# regularizeNd

regularizeNd Fits a nD lookup table with smoothness to scattered data.

yGrid = regularizeNd(x, y, xGrid) yGrid = regularizeNd(x, y, xGrid, smoothness) yGrid = regularizeNd(x, y, xGrid, smoothness, interpMethod) yGrid = regularizeNd(x, y, xGrid, smoothness, interpMethod, solver)

## Contents

## Inputs

**x** - column vector or matrix of column vectors, containing scattered data. Each row contains one point. Each column corresponds to a dimension.

**y** - vector containing the corresponds values to x. y has the same number of rows as x.

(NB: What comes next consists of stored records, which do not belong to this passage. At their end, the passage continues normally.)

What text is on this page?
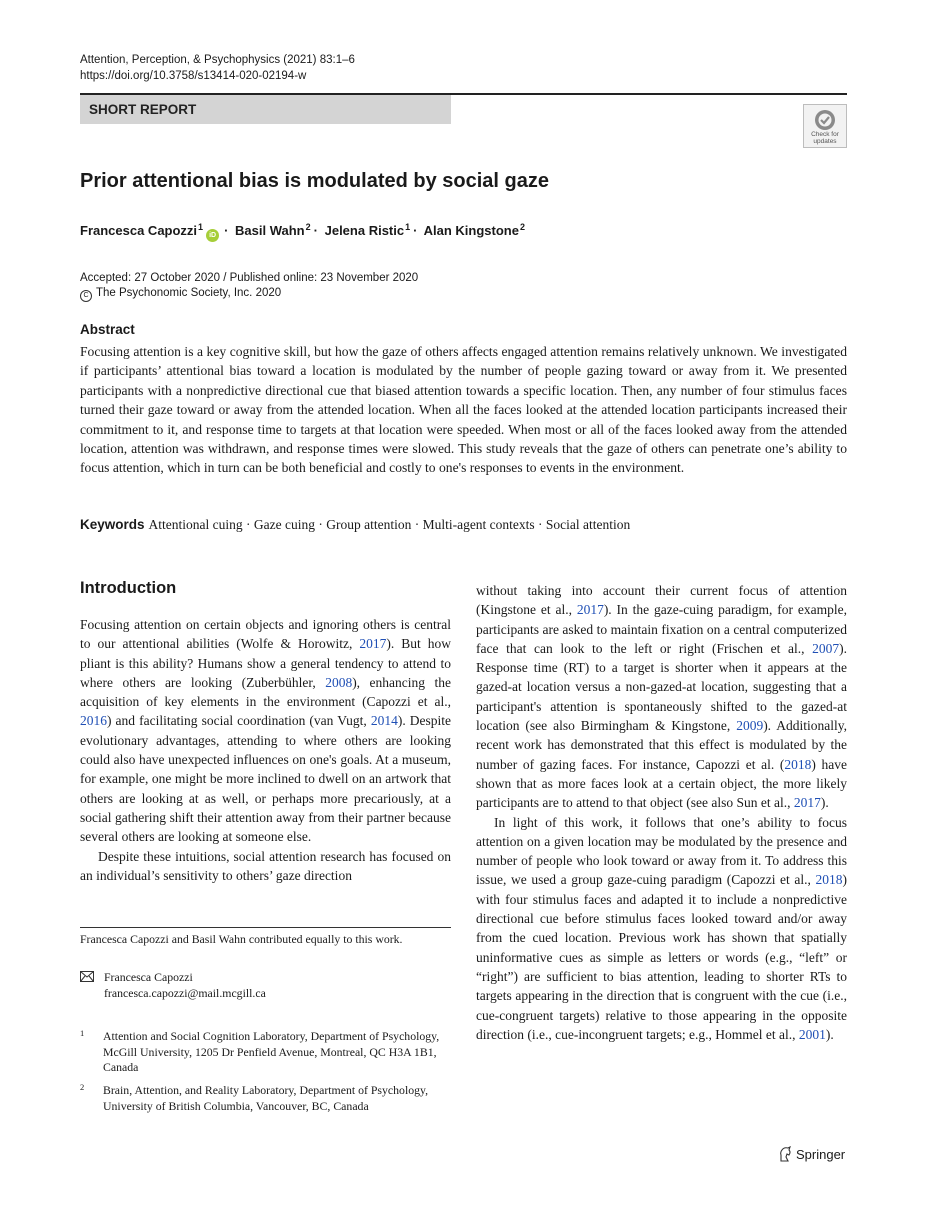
Attention, Perception, & Psychophysics (2021) 83:1–6
https://doi.org/10.3758/s13414-020-02194-w
SHORT REPORT
Check for
updates
Prior attentional bias is modulated by social gaze
Francesca Capozzi$^1$iD · Basil Wahn$^2$ · Jelena Ristic$^1$ · Alan Kingstone$^2$
Accepted: 27 October 2020 / Published online: 23 November 2020
C The Psychonomic Society, Inc. 2020
Abstract

Focusing attention is a key cognitive skill, but how the gaze of others affects engaged attention remains relatively unknown. We investigated if participants’ attentional bias toward a location is modulated by the number of people gazing toward or away from it. We presented participants with a nonpredictive directional cue that biased attention towards a specific location. Then, any number of four stimulus faces turned their gaze toward or away from the attended location. When all the faces looked at the attended location participants increased their commitment to it, and response time to targets at that location were speeded. When most or all of the faces looked away from the attended location, attention was withdrawn, and response times were slowed. This study reveals that the gaze of others can penetrate one’s ability to focus attention, which in turn can be both beneficial and costly to one's responses to events in the environment.

Keywords Attentional cuing · Gaze cuing · Group attention · Multi-agent contexts · Social attention
Introduction

Focusing attention on certain objects and ignoring others is central to our attentional abilities (Wolfe & Horowitz, 2017). But how pliant is this ability? Humans show a general tendency to attend to where others are looking (Zuberbühler, 2008), enhancing the acquisition of key elements in the environment (Capozzi et al., 2016) and facilitating social coordination (van Vugt, 2014). Despite evolutionary advantages, attending to where others are looking could also have unexpected influences on one's goals. At a museum, for example, one might be more inclined to dwell on an artwork that others are looking at as well, or perhaps more precariously, at a social gathering shift their attention away from their partner because several others are looking at someone else.

Despite these intuitions, social attention research has focused on an individual’s sensitivity to others’ gaze direction

Francesca Capozzi and Basil Wahn contributed equally to this work.
Francesca Capozzi
francesca.capozzi@mail.mcgill.ca
1 Attention and Social Cognition Laboratory, Department of Psychology, McGill University, 1205 Dr Penfield Avenue, Montreal, QC H3A 1B1, Canada
2 Brain, Attention, and Reality Laboratory, Department of Psychology, University of British Columbia, Vancouver, BC, Canada

without taking into account their current focus of attention (Kingstone et al., 2017). In the gaze-cuing paradigm, for example, participants are asked to maintain fixation on a central computerized face that can look to the left or right (Frischen et al., 2007). Response time (RT) to a target is shorter when it appears at the gazed-at location versus a non-gazed-at location, suggesting that a participant's attention is spontaneously shifted to the gazed-at location (see also Birmingham & Kingstone, 2009). Additionally, recent work has demonstrated that this effect is modulated by the number of gazing faces. For instance, Capozzi et al. (2018) have shown that as more faces look at a certain object, the more likely participants are to attend to that object (see also Sun et al., 2017).

In light of this work, it follows that one’s ability to focus attention on a given location may be modulated by the presence and number of people who look toward or away from it. To address this issue, we used a group gaze-cuing paradigm (Capozzi et al., 2018) with four stimulus faces and adapted it to include a nonpredictive directional cue before stimulus faces looked toward and/or away from the cued location. Previous work has shown that spatially uninformative cues as simple as letters or words (e.g., “left” or “right”) are sufficient to bias attention, leading to shorter RTs to targets appearing in the direction that is congruent with the cue (i.e., cue-congruent targets) relative to those appearing in the opposite direction (i.e., cue-incongruent targets; e.g., Hommel et al., 2001).

Springer
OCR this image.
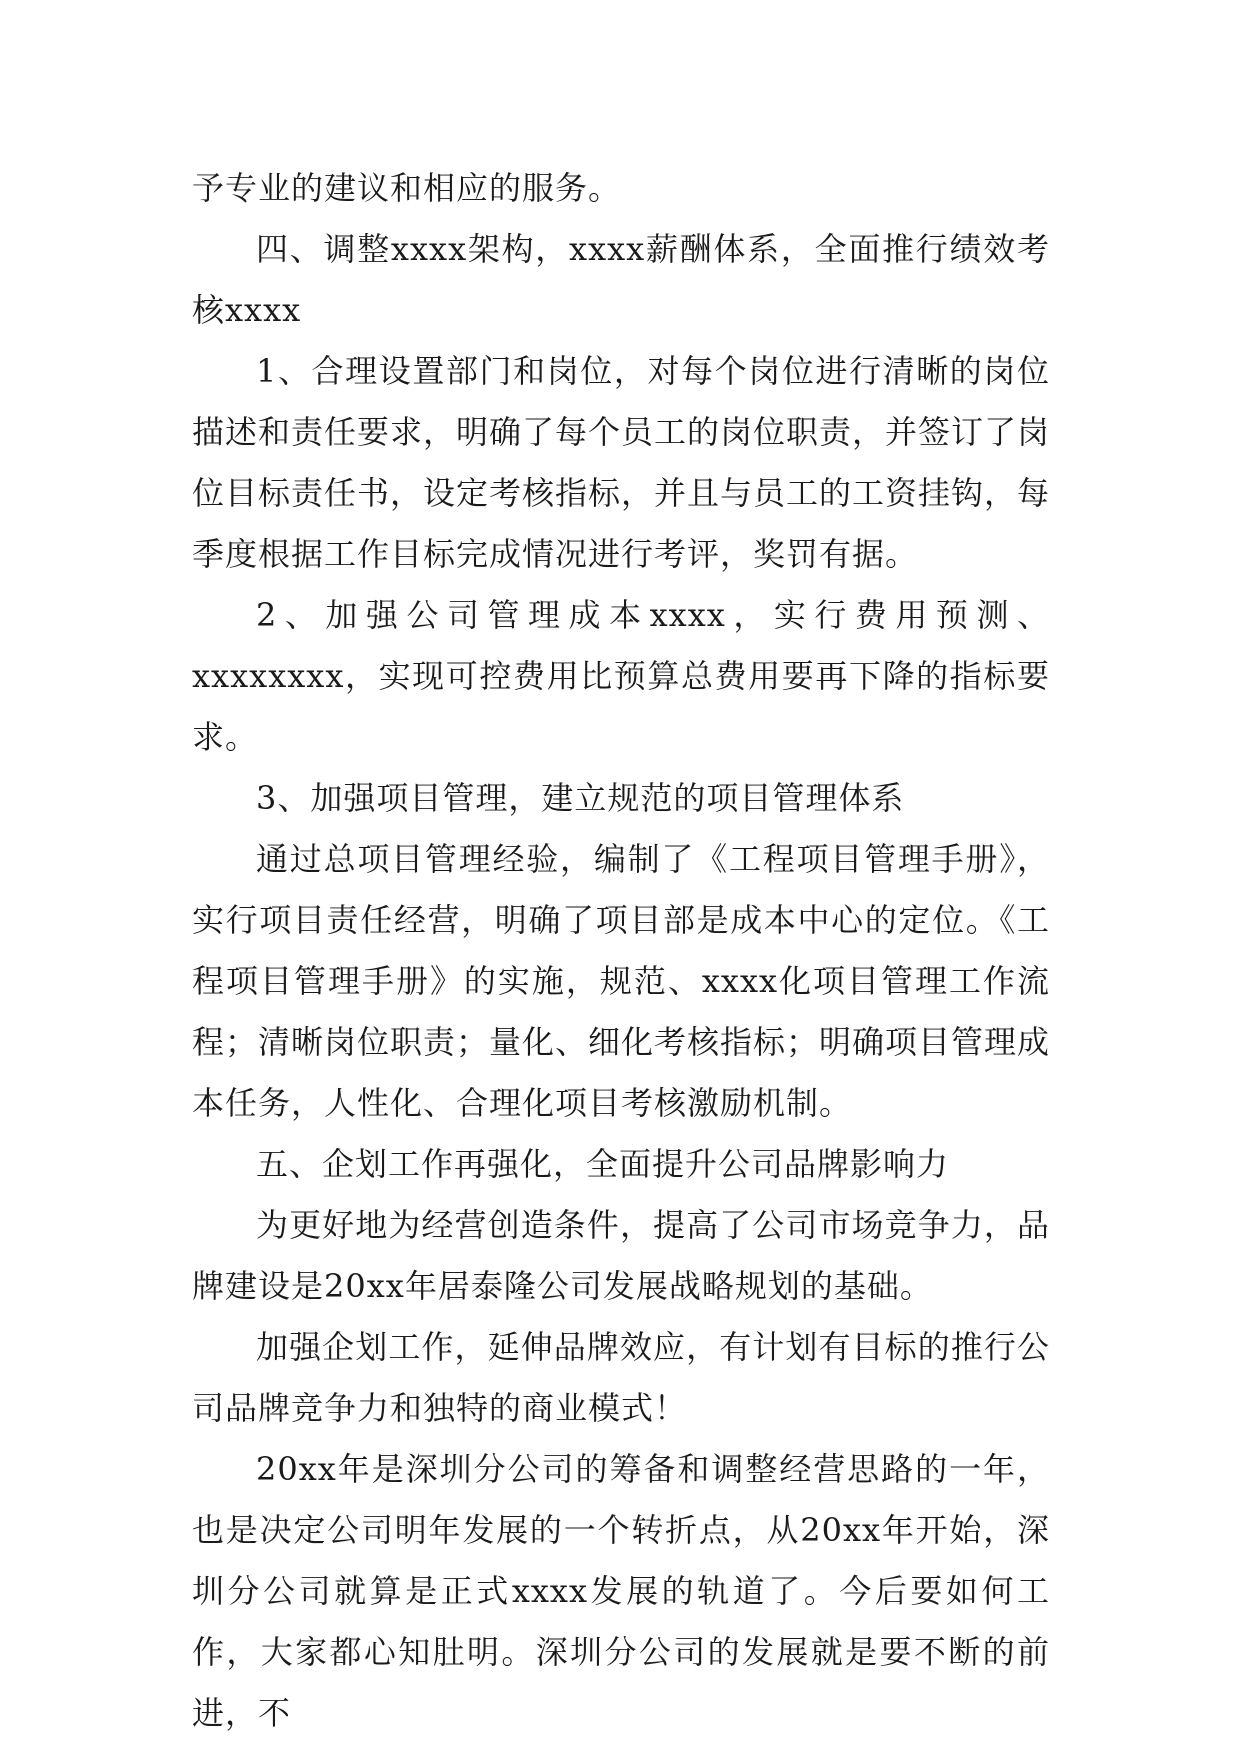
予专业的建议和相应的服务。

四、调整xxxx架构，xxxx薪酬体系，全面推行绩效考核xxxx

1、合理设置部门和岗位，对每个岗位进行清晰的岗位描述和责任要求，明确了每个员工的岗位职责，并签订了岗位目标责任书，设定考核指标，并且与员工的工资挂钩，每季度根据工作目标完成情况进行考评，奖罚有据。

2、加强公司管理成本xxxx，实行费用预测、xxxxxxxx，实现可控费用比预算总费用要再下降的指标要求。

3、加强项目管理，建立规范的项目管理体系

通过总项目管理经验，编制了《工程项目管理手册》，实行项目责任经营，明确了项目部是成本中心的定位。《工程项目管理手册》的实施，规范、xxxx化项目管理工作流程；清晰岗位职责；量化、细化考核指标；明确项目管理成本任务，人性化、合理化项目考核激励机制。

五、企划工作再强化，全面提升公司品牌影响力

为更好地为经营创造条件，提高了公司市场竞争力，品牌建设是20xx年居泰隆公司发展战略规划的基础。

加强企划工作，延伸品牌效应，有计划有目标的推行公司品牌竞争力和独特的商业模式！

20xx年是深圳分公司的筹备和调整经营思路的一年，也是决定公司明年发展的一个转折点，从20xx年开始，深圳分公司就算是正式xxxx发展的轨道了。今后要如何工作，大家都心知肚明。深圳分公司的发展就是要不断的前进，不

**xGrid** - cell array containing vectors defining the nodes in the grid in each dimension. xGrid{1} corresponds with x(:,1) for instance. Unequal spacing in the grid vectors is allowed. The grid vectors must completely span x. For instance the values of x(:,1) must be within the bounds of xGrid{1}. If xGrid does not span x, an error is thrown.

**smoothness** - scalar or vector. - The numerical "measure" of what we want to achieve along an axis/dimension, regardless of the resolution, the aspect ratio between axes, or the scale of the overall problem. The ratio of smoothness to fidelity of the output surface, i.e. ratio of smoothness to "goodness of fit." This must be a positive real number. If it is a vector, it must have same number of elements as columns in x.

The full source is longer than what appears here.